My Sons Are Not Toxic

Recently, a report from the APA came out stating that traditional masculinity is pathological and needs to be treated as such. The same week, Gillete runs an add against "toxic masculinity". I know there are men in this world who believe women are subhuman, subservient and that our only purpose is to serve them and do their bidding. I know there are evil men who believe women are only in this world to make them happy and to give them children. But I firmly believe that is not the standard. There are good men in this world. Men who fight for justice, men who defend and protect, love and respect women. Men are not just waking up to the realization that they've been doing everything wrong all this time. Most men have been doing the right thing all along, but don't make headlines because no one cares about the right thing. I am no stranger to double standards and being talked down to because I'm a woman. I am a defender of women and children. I believe women have the right to walk down the street and not be catcalled and/or assaulted wearing whatever she wants to wear. I believe in women's rights and personal responsibility. I believe that chromosomes and biology do not hinder women in any way in this world.

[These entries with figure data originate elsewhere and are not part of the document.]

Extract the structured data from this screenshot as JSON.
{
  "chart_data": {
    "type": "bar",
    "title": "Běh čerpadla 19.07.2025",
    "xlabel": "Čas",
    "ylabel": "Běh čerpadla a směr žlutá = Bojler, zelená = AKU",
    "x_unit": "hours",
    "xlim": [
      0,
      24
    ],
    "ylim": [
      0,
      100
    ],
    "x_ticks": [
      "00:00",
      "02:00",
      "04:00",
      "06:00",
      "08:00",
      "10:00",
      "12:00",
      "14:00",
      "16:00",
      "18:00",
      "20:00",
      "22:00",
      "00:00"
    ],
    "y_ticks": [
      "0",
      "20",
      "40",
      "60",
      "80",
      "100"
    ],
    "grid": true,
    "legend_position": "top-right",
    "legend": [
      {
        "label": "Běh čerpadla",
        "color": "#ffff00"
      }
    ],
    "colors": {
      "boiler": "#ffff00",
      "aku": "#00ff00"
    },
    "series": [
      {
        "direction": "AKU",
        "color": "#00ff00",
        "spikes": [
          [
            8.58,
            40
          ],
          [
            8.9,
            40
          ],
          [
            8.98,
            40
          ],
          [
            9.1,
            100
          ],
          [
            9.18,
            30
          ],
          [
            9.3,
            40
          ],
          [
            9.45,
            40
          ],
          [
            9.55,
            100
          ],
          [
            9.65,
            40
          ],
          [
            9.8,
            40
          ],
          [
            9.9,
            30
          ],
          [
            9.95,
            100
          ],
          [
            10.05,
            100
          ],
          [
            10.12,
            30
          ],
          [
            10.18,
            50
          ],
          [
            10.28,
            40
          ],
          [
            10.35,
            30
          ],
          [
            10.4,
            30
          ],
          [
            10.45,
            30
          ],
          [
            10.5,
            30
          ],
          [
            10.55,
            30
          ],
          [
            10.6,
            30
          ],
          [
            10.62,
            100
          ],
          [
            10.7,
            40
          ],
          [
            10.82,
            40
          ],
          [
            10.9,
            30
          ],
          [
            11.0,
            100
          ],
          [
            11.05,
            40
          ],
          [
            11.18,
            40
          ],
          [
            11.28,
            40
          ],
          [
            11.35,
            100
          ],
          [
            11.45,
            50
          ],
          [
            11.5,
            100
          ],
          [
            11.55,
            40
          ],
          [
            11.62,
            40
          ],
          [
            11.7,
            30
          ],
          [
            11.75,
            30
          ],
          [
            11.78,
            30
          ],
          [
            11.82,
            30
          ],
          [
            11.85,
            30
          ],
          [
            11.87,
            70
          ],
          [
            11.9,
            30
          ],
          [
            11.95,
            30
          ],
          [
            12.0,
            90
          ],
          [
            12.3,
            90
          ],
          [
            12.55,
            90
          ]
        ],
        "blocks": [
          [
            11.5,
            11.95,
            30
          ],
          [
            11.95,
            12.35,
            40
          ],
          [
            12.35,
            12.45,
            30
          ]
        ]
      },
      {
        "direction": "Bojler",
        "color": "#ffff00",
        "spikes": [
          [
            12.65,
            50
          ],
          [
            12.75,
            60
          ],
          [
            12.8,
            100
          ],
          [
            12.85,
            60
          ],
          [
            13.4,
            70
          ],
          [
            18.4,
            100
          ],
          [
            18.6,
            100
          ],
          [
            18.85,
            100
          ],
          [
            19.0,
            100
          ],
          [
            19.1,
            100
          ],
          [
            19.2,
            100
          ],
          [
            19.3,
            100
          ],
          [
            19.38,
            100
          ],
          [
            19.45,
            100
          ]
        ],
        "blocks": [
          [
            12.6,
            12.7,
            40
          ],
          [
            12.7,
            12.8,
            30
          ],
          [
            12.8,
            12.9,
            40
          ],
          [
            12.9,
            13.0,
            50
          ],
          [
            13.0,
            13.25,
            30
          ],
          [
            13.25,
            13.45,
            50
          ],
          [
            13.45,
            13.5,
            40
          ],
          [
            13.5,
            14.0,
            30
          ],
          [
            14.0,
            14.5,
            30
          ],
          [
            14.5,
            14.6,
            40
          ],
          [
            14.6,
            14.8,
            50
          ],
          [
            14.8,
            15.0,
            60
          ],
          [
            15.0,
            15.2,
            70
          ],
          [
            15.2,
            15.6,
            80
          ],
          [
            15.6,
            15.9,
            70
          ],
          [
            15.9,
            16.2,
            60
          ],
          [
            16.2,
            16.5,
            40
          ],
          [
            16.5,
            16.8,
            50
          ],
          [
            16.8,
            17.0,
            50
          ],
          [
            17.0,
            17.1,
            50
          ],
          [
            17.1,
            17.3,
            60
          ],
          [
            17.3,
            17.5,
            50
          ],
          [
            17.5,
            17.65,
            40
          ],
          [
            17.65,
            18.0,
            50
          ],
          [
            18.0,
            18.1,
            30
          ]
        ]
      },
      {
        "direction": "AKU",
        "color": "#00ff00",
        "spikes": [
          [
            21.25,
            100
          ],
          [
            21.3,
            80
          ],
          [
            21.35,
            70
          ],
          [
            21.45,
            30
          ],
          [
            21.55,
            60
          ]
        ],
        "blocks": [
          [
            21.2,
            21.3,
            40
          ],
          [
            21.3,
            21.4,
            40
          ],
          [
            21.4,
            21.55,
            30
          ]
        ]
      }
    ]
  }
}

In the same breath, I believe chromosomes and biology do not hinder men in this world, either. 
My boys are not toxic. My husband is not toxic. My father and brother are not toxic. The men I know and are close to in my community are not toxic. God did not make a mistake when he made man. He did not make a mistake when he made men to be the protector, the defender, to sacrifice all he had for the good of those he loves. Most men I know hold to traditional masculine standards. They are not toxic. It is not toxic to be a defender of the helpless and oppressed. It is not toxic to fight for justice. It is not toxic to respect women, hold the door open for them, defend them when they are being attacked. It is not toxic to earn a living and take care of your family. It is not toxic to make sacrifices and put others before yourself. These things don't cause depression. These things don't cause men to behave poorly. These traits are given to them by God, instilled in their DNA, the inate sense to protect, defend, provide. These are good things. Boys need to learn how to use these insticnts for good, not to repress them because they don't fit into the mold society wants them to fit in.
My husband is the best man I know. He holds to traditional male standards and is teaching our boys to do the same. He wrestles with them, builds with them, cooks with them, reads the Bible and prays with them. He teaches them how to love and respect women by how he loves and respects me. He is stern when disrespect on the part of the boys occurs and lets them know they will not treat me like that, teaching them it is not ever ok to speak to women with disrespect.

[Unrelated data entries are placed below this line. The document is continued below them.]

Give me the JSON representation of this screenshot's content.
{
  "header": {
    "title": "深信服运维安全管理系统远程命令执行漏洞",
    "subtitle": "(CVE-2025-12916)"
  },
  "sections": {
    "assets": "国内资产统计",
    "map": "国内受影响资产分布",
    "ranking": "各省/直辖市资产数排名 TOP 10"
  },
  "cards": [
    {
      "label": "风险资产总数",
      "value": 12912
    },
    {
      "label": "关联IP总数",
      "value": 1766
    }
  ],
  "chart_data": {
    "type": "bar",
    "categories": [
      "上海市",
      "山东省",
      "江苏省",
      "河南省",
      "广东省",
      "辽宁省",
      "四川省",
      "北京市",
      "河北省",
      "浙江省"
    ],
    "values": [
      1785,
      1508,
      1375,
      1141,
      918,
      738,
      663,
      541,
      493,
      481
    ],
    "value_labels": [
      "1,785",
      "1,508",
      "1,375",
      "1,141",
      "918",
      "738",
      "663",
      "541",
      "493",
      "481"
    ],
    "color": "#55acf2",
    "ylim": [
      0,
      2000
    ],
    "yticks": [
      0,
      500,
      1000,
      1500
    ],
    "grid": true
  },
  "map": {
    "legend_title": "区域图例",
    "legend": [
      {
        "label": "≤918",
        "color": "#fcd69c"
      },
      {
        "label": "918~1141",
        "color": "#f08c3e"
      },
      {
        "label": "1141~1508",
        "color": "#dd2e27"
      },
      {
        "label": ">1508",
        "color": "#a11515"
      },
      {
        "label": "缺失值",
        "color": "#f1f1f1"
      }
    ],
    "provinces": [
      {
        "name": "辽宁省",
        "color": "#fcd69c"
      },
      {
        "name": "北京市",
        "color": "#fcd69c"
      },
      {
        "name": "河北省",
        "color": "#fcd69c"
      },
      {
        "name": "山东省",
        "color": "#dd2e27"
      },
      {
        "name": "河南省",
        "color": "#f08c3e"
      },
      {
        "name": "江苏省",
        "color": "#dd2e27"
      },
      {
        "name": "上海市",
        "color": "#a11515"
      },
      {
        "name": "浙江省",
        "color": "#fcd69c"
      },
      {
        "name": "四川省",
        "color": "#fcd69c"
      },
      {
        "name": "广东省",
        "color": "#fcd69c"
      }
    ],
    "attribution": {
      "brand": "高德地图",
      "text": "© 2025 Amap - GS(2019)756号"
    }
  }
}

My boys are masculine boys. They wrestle, the play battle, they like dirt and mud and sticks and rocks. They are loud and aggressive. They need to be taught how to be men. They need to be allowed to be men. This world is constantly trying to tell them that they are not ok. Schools try and tell them they need to sit down and be quiet. Feminist tell them their opinion is no longer needed because they don't have a uterus. The world tells them that their gender no longer matters, they should be no different than girls. They are told they need to wear pink, they need to like princess, they shouldn't want to play football, they shouldn't enjoy wrestling and big body movements. Their biology is constantly denied, trying to make them more like girls. 
There is a place in our world for both sexes. God's design was for both men and women to compliment each other, to play off each other's strengths and weakness, not to constantly be condemning each other for who we were made to be. Let boys be boys and let girls be girls. God made us different for a reason and I am so thankful for that. Yes, my boys are very different than me and it's confusing and sometimes hard to deal with, but that doesn't mean I need to make them like me, try and force them to be like me because that would be easier for me. I celebrate the differences, and am learning to help them cultivate masculinity. My prayer is they will stand up to the opposition of this world and dare to be different. My prayer is they will not be discouraged when told they are not good enough because they are boys. My prayer is that good men will help train and mentor my sons to become good men, men who protect, defend, honor and respect everyone they come in contact with. My prayer is that no matter what this world is like, when they become men, they will not be afraid to be what God created them to be.